In [None]:
#import the pandas library. I like to use the full names of my libraries in my code so it is easier to read

import pandas as pandas
from pandas.api import types as pdtypes

openfield_file = pandas.read_csv('file_path')

## This command allows me to see all of the columns in the dataframe when I call the .head() method

pandas.set_option('display.max_columns', None)

openfield_file.head()

In [None]:
#Let's drop any rows that do not have the value 'Contact' in the column 'conversation_type'

openfield_file = openfield_file.drop((openfield_file[openfield_file['conversation_type'] != 'Contact'].index))

#Let's see if it worked
openfield_file.head()


Let's break down how this worked! .drop() method in pandas expects row labels (index values) or column names as its argument, not a boolean mask.

--> *df['column_name'] == 'specific_value'* creates a boolean mask where True indicates rows that meet the condition.
--> *df[df['column_name'] == 'specific_value']* selects these rows from the DataFrame.
--> *.index* retrieves the index labels of these selected rows.
--> *.drop()* drops the rows whose index shows up after the boolean mask

In [None]:
#Drop the columns you need to drop

openfield_file = openfield_file.drop(columns=['column1',
        'column2',
        'column2'])

#Let's see if it worked
openfield_file.head()

In [None]:
# Let's rename the columns to make our dataframe easier to read.

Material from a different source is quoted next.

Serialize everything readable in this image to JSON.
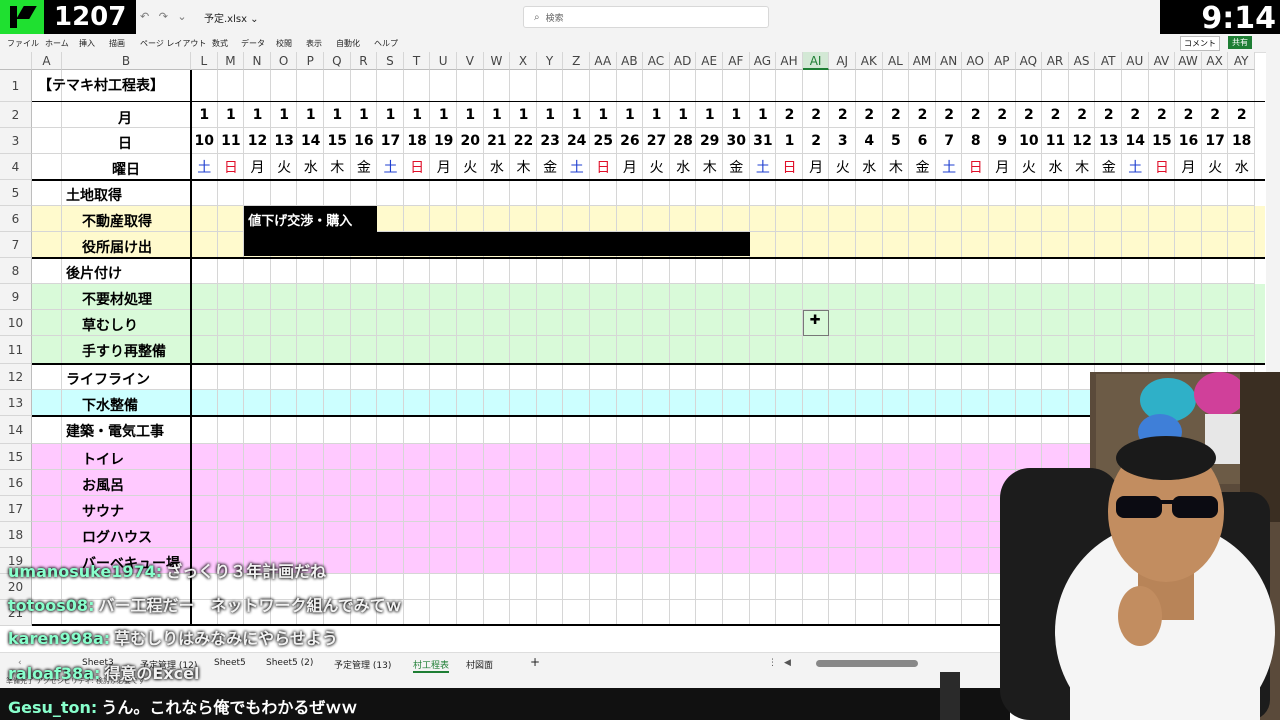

We will use the .rename() method
# df = df.rename(columns={'old_name1': 'new_name1', 'old_name2': 'new_name2'})

openfield_file = openfield_file.rename(columns={
    'old_column_name1':'new_column_name1',
    'old_column_name2':'new_column_name2',}
    )

#Let's see if it worked
openfield_file.head()

The .rename() method works as follows

--> It takes a columns parameter, which is a dictionary {key:value}.
--> In this dictionary, the keys are the current column names you want to change, and the values are the new names you want to assign.
--> The method returns a new DataFrame with the updated column names, which we reassign to the dataframe.
--> Any column names not specified in the dictionary remain unchanged.

*You can do this a different way*

Directly assigning new names to the columns attribute:
df.columns = ['new_name1', 'new_name2', 'new_name3']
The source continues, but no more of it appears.